In September 2007, "The Top (& Bottom) Gays of You Tube!", the first all-gay collaboration video by YouTube's most subscribed video bloggers, was posted by Michael Buckley ("What The Buck?!") to create a "YouTube gay village." Featuring Cara Cunningham in a heavily affected persona, William Sledd, and "Gay God" (Matthew Lush), the video consisted of each of the four bloggers commenting on the others' vlogging, with Buckley acting as host for the various outtakes. In February 2008, the channels were among the most popular on YouTube when "What The Buck?!" was 6th, Crocker's channel 8th, Sledd 13th and "Gay God" in 25th. As of January 2014, the video has been viewed over 1,218,300 times, with over 9,000 comments.

In 2007 he was offered a deal to produce an original Bravo series for Ask a Gay Man Anything, the network had been building its reality show and online properties including "seven show-specific mobile Web sites" in conjunction with Time Warner Cable. It premiered in June 2007. Later that year he was offered his own reality-show, and shot pilot episodes, documenting his rising fame and possible move to the fashion world in New York City. Ultimately Bravo folded OutZoneTV.com and focussed online funding to derivative efforts rather than original series.

==Fame beyond YouTube==
Sledd's fame grew outside the YouTube community thanks to the recognition of various television and magazine media. His "rookie fashion critiquing" made it into Women's Wear Daily, Elle, and Glamour. On November 2, 2006, Women's Wear Daily published an article about Sledd and his "Ask a Gay Man" videos. They followed up a year later in December 2007 with a feature about being a cyberstar.

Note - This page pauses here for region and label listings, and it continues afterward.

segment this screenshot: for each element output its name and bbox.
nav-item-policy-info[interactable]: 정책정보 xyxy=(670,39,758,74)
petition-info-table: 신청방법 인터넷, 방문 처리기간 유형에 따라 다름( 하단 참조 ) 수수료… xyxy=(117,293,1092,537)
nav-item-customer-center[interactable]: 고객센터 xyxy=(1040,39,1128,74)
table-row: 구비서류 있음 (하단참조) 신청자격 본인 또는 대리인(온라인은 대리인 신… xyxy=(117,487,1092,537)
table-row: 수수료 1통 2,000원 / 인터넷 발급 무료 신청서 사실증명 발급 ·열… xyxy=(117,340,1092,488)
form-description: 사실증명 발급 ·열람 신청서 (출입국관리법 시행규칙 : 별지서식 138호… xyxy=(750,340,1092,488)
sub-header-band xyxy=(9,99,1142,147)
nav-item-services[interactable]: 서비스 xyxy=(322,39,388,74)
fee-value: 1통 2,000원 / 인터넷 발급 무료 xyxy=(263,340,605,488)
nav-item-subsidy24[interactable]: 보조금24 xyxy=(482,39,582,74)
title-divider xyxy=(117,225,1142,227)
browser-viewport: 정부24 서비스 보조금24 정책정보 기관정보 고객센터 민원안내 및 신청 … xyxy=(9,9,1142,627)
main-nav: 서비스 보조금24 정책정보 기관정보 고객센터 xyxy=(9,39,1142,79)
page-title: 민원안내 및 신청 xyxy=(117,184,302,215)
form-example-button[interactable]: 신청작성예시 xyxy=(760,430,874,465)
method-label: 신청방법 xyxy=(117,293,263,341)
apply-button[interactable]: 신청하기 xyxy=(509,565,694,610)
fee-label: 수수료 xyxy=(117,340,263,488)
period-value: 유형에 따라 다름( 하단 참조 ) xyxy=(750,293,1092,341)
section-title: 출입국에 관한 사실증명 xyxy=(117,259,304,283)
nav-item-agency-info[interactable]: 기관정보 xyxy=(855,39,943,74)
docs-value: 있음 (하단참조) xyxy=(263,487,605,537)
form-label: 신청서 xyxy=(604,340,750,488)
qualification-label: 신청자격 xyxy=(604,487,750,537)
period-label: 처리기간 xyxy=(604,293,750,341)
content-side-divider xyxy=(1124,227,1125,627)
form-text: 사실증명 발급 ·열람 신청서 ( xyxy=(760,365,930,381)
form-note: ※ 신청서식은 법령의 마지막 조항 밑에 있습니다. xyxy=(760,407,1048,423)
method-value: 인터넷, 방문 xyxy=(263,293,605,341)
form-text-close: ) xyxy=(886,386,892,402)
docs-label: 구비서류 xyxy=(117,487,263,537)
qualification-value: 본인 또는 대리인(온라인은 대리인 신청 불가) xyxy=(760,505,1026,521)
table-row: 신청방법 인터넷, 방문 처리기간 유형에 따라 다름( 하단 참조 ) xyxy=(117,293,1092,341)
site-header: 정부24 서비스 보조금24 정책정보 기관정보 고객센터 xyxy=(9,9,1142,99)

In broadcast television Sledd made appearances on nationally syndicated shows like Rachael Ray (September 9, 2007), and the Tyra Banks Show (January 15, 2009). Among the celebrities that Sledd has gotten to meet, he has a growing friendship with two-time Tony Award-winning actress Christine Ebersole. He has flown to New York to celebrate her birthday with her and to see her perform in the Broadway musical Grey Gardens. She has also made a guest appearance in his video titled Christine Ebersole Defends Sweatpants. Sledd also partook in a YouTube-style interview with Glamours fashion editor Suze Yalof Schwartz, in which Schwartz asked him several questions based around his videos and fashion advice. On July 1, 2007, Sledd won the first ever Flamingo Award for Outstanding Gayness in the category of "Best Video Blog" for the "Ask a Gay Man: Denim Edition" series.